Secondly, the Court emphasised that the principle of primacy of EU law requires national courts to give full effect to EU law provisions, which extends to refusing to apply conflicting national legislation. The CJEU can exceptionally allow temporary suspension of the effect of an EU law rule on national law. However, this is a prerogative of the Court when interpreting EU law. Unlike breaches of procedural obligations, a failure to comply with Article 15(1) of Directive 2002/58 (on data retention) cannot be remedied by allowing temporary maintenance of the national legislation.
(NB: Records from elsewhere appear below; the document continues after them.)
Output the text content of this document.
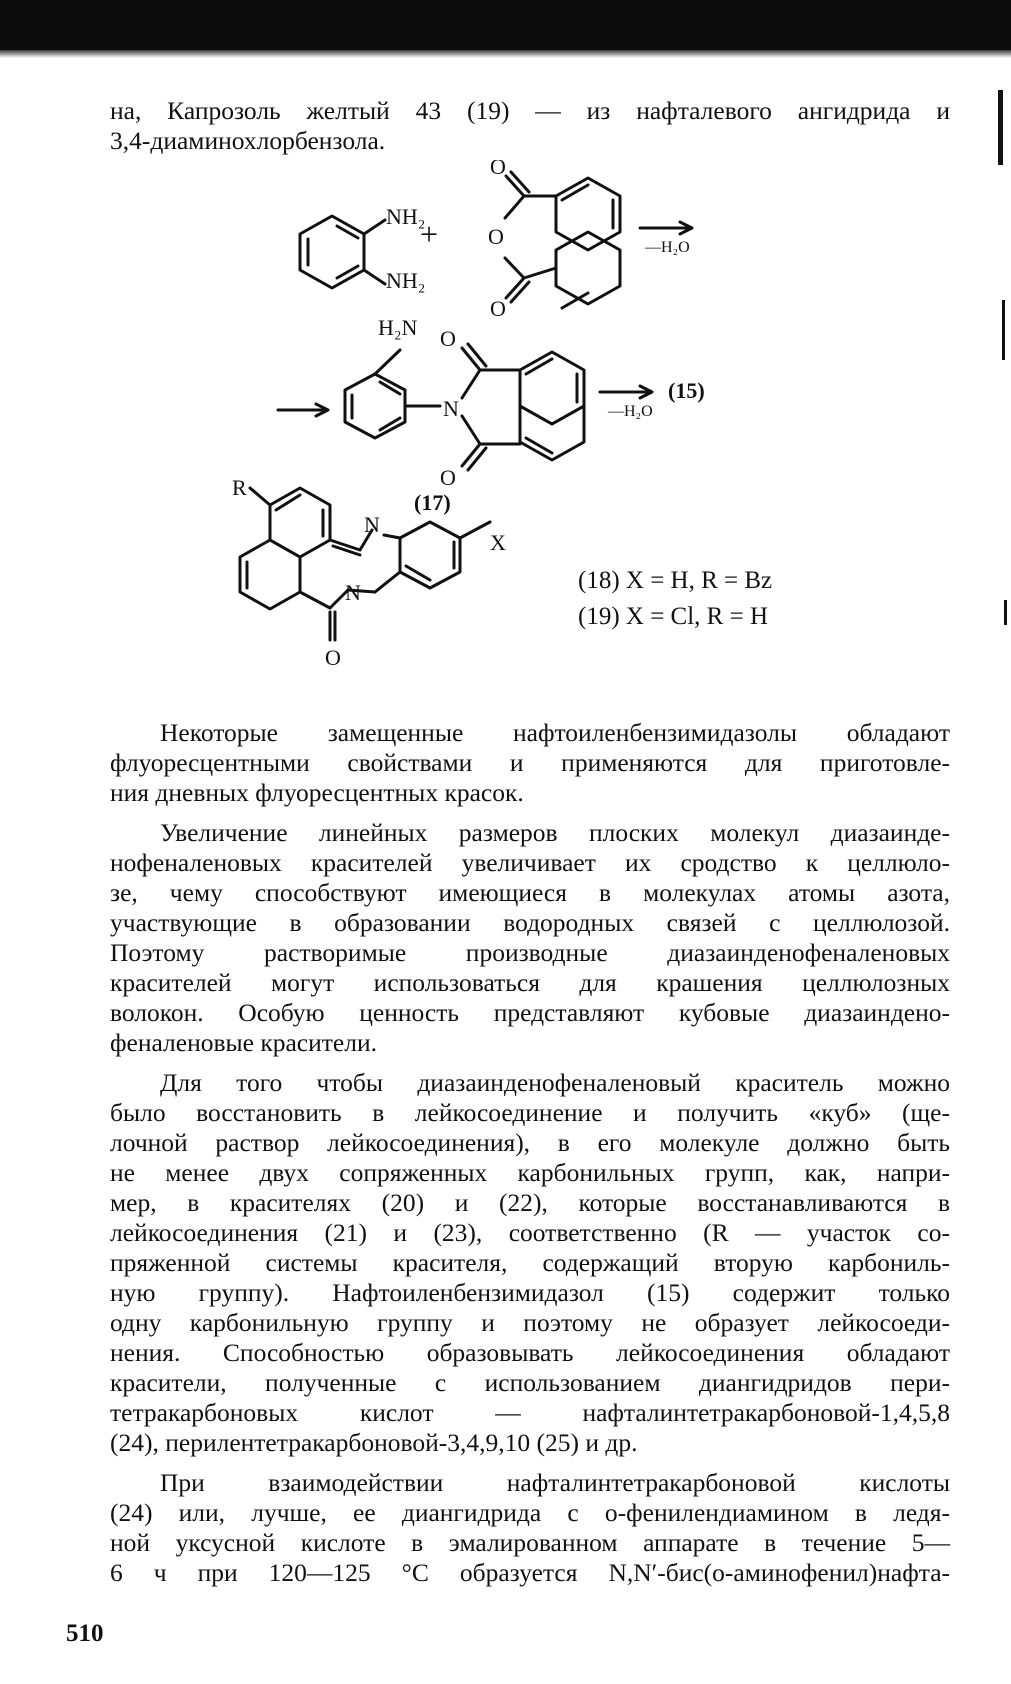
на, Капрозоль желтый 43 (19) — из нафталевого ангидрида и
3,4-диаминохлорбензола.
NH₂
NH₂
+
O
O
O
—H₂O
H₂N O
N
O
—H₂O
(15)
(17)
R
N
N
X
O
(18) X = H, R = Bz
(19) X = Cl, R = H
Некоторые замещенные нафтоиленбензимидазолы обладают
флуоресцентными свойствами и применяются для приготовле-
ния дневных флуоресцентных красок.
Увеличение линейных размеров плоских молекул диазаинде-
нофеналеновых красителей увеличивает их сродство к целлюло-
зе, чему способствуют имеющиеся в молекулах атомы азота,
участвующие в образовании водородных связей с целлюлозой.
Поэтому растворимые производные диазаинденофеналеновых
красителей могут использоваться для крашения целлюлозных
волокон. Особую ценность представляют кубовые диазаиндено-
феналеновые красители.
Для того чтобы диазаинденофеналеновый краситель можно
было восстановить в лейкосоединение и получить «куб» (ще-
лочной раствор лейкосоединения), в его молекуле должно быть
не менее двух сопряженных карбонильных групп, как, напри-
мер, в красителях (20) и (22), которые восстанавливаются в
лейкосоединения (21) и (23), соответственно (R — участок со-
пряженной системы красителя, содержащий вторую карбониль-
ную группу). Нафтоиленбензимидазол (15) содержит только
одну карбонильную группу и поэтому не образует лейкосоеди-
нения. Способностью образовывать лейкосоединения обладают
красители, полученные с использованием диангидридов пери-
тетракарбоновых кислот — нафталинтетракарбоновой-1,4,5,8
(24), перилентетракарбоновой-3,4,9,10 (25) и др.
При взаимодействии нафталинтетракарбоновой кислоты
(24) или, лучше, ее диангидрида с о-фенилендиамином в ледя-
ной уксусной кислоте в эмалированном аппарате в течение 5—
6 ч при 120—125 °С образуется N,N′-бис(о-аминофенил)нафта-
510
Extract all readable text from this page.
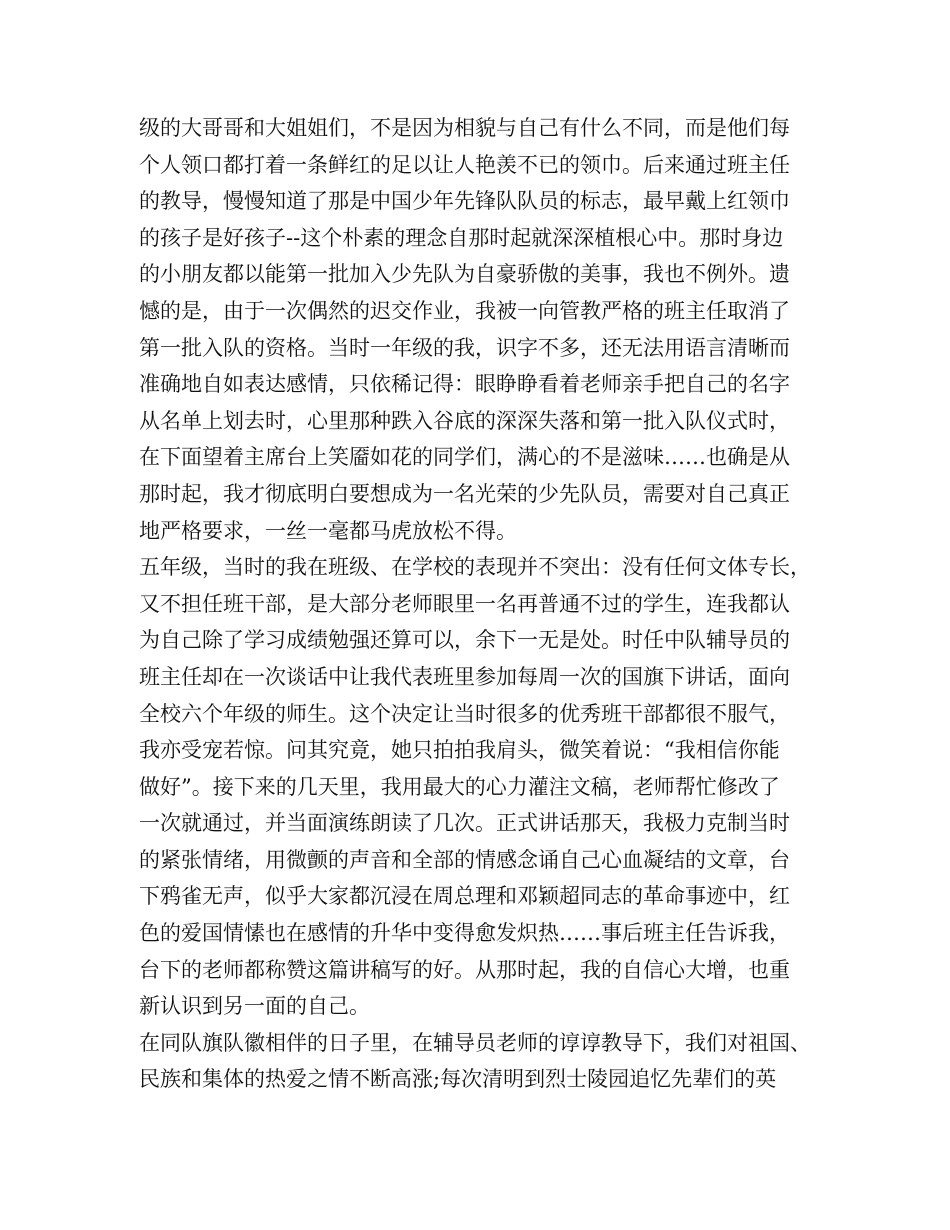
级的大哥哥和大姐姐们，不是因为相貌与自己有什么不同，而是他们每
个人领口都打着一条鲜红的足以让人艳羡不已的领巾。后来通过班主任
的教导，慢慢知道了那是中国少年先锋队队员的标志，最早戴上红领巾
的孩子是好孩子--这个朴素的理念自那时起就深深植根心中。那时身边
的小朋友都以能第一批加入少先队为自豪骄傲的美事，我也不例外。遗
憾的是，由于一次偶然的迟交作业，我被一向管教严格的班主任取消了
第一批入队的资格。当时一年级的我，识字不多，还无法用语言清晰而
准确地自如表达感情，只依稀记得：眼睁睁看着老师亲手把自己的名字
从名单上划去时，心里那种跌入谷底的深深失落和第一批入队仪式时，
在下面望着主席台上笑靥如花的同学们，满心的不是滋味……也确是从
那时起，我才彻底明白要想成为一名光荣的少先队员，需要对自己真正
地严格要求，一丝一毫都马虎放松不得。
五年级，当时的我在班级、在学校的表现并不突出：没有任何文体专长，
又不担任班干部，是大部分老师眼里一名再普通不过的学生，连我都认
为自己除了学习成绩勉强还算可以，余下一无是处。时任中队辅导员的
班主任却在一次谈话中让我代表班里参加每周一次的国旗下讲话，面向
全校六个年级的师生。这个决定让当时很多的优秀班干部都很不服气，
我亦受宠若惊。问其究竟，她只拍拍我肩头，微笑着说：“我相信你能
做好”。接下来的几天里，我用最大的心力灌注文稿，老师帮忙修改了
一次就通过，并当面演练朗读了几次。正式讲话那天，我极力克制当时
的紧张情绪，用微颤的声音和全部的情感念诵自己心血凝结的文章，台
下鸦雀无声，似乎大家都沉浸在周总理和邓颖超同志的革命事迹中，红
色的爱国情愫也在感情的升华中变得愈发炽热……事后班主任告诉我，
台下的老师都称赞这篇讲稿写的好。从那时起，我的自信心大增，也重
新认识到另一面的自己。
在同队旗队徽相伴的日子里，在辅导员老师的谆谆教导下，我们对祖国、
民族和集体的热爱之情不断高涨;每次清明到烈士陵园追忆先辈们的英
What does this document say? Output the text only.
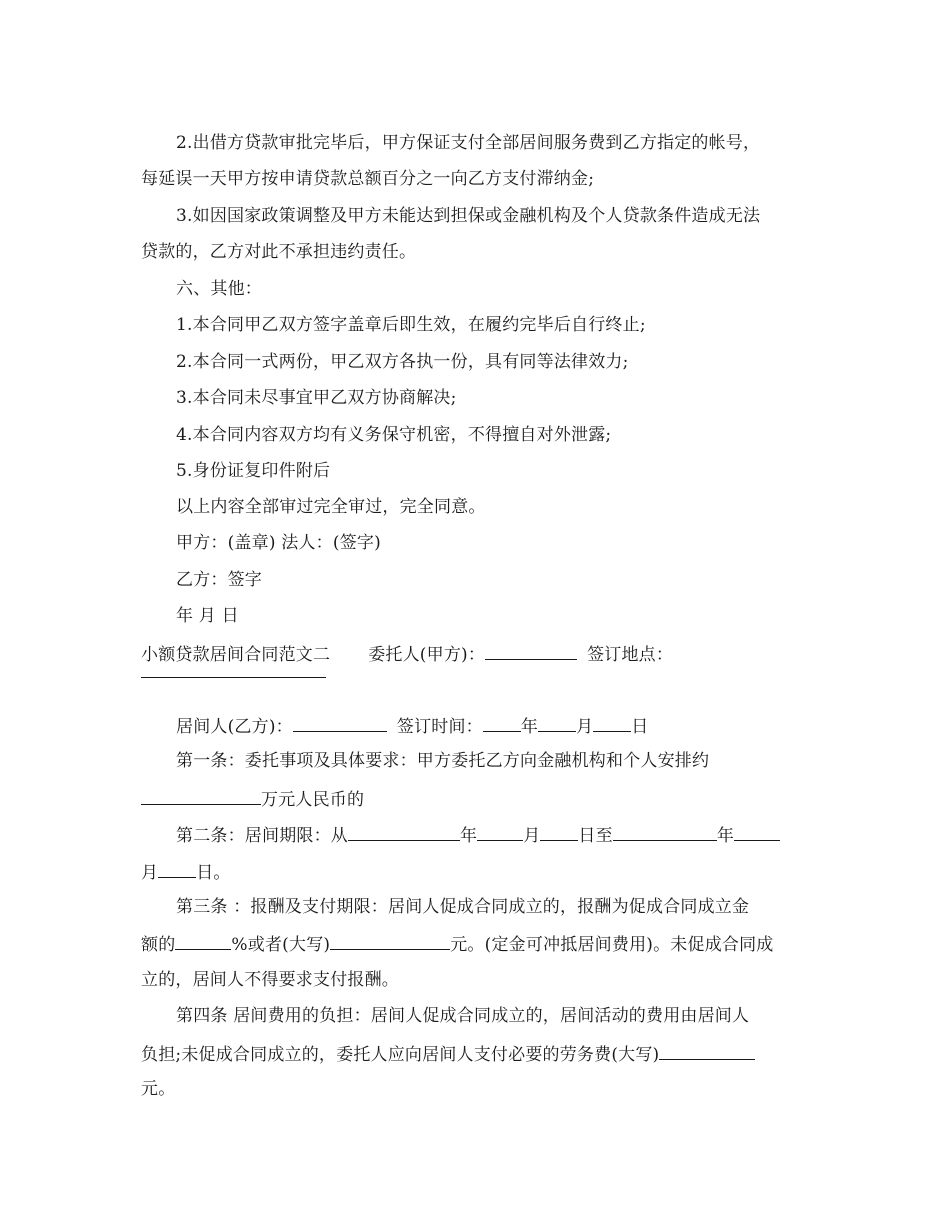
2.出借方贷款审批完毕后，甲方保证支付全部居间服务费到乙方指定的帐号，
每延误一天甲方按申请贷款总额百分之一向乙方支付滞纳金;
3.如因国家政策调整及甲方未能达到担保或金融机构及个人贷款条件造成无法
贷款的，乙方对此不承担违约责任。
六、其他：
1.本合同甲乙双方签字盖章后即生效，在履约完毕后自行终止;
2.本合同一式两份，甲乙双方各执一份，具有同等法律效力;
3.本合同未尽事宜甲乙双方协商解决;
4.本合同内容双方均有义务保守机密，不得擅自对外泄露;
5.身份证复印件附后
以上内容全部审过完全审过，完全同意。
甲方：(盖章) 法人：(签字)
乙方：签字
年 月 日
小额贷款居间合同范文二 委托人(甲方)：	签订地点：
居间人(乙方)：	签订时间： 年 月 日
第一条：委托事项及具体要求：甲方委托乙方向金融机构和个人安排约
万元人民币的
第二条：居间期限：从	年	月 日至	年
月 日。
第三条 ：报酬及支付期限：居间人促成合同成立的，报酬为促成合同成立金
额的	%或者(大写)	元。(定金可冲抵居间费用)。未促成合同成
立的，居间人不得要求支付报酬。
第四条 居间费用的负担：居间人促成合同成立的，居间活动的费用由居间人
负担;未促成合同成立的，委托人应向居间人支付必要的劳务费(大写)
元。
This means that the domestic law continuously imposed obligations contrary to EU law, thereby interfering with fundamental rights. The referring national court cannot restrict the temporal effects of a declaration of invalidity of the national data retention legislation that it is bound to make under national law. The Court did not impose any temporal restriction on the effects of its previous rulings on data retention, so it did not do so in the present case either. The Court emphasized the importance of determining the effect of finding the national data retention provisions incompatible with EU law on the admissibility of evidence obtained from the retained data in the main proceedings, in accordance with the principles of equivalence and effectiveness.

Thus, EU law precludes national courts from restricting the temporal effects of a declaration that national laws requiring the general and indiscriminate retention of traffic data, and allowing access to that data without prior judicial or independent authorization, as this is incompatible with Article 15(1) of the E-Privacy Directive and the Charter of Fundamental Rights. The admissibility of evidence obtained under such incompatible national laws is a matter for national law, subject to the principles of equivalence and effectiveness.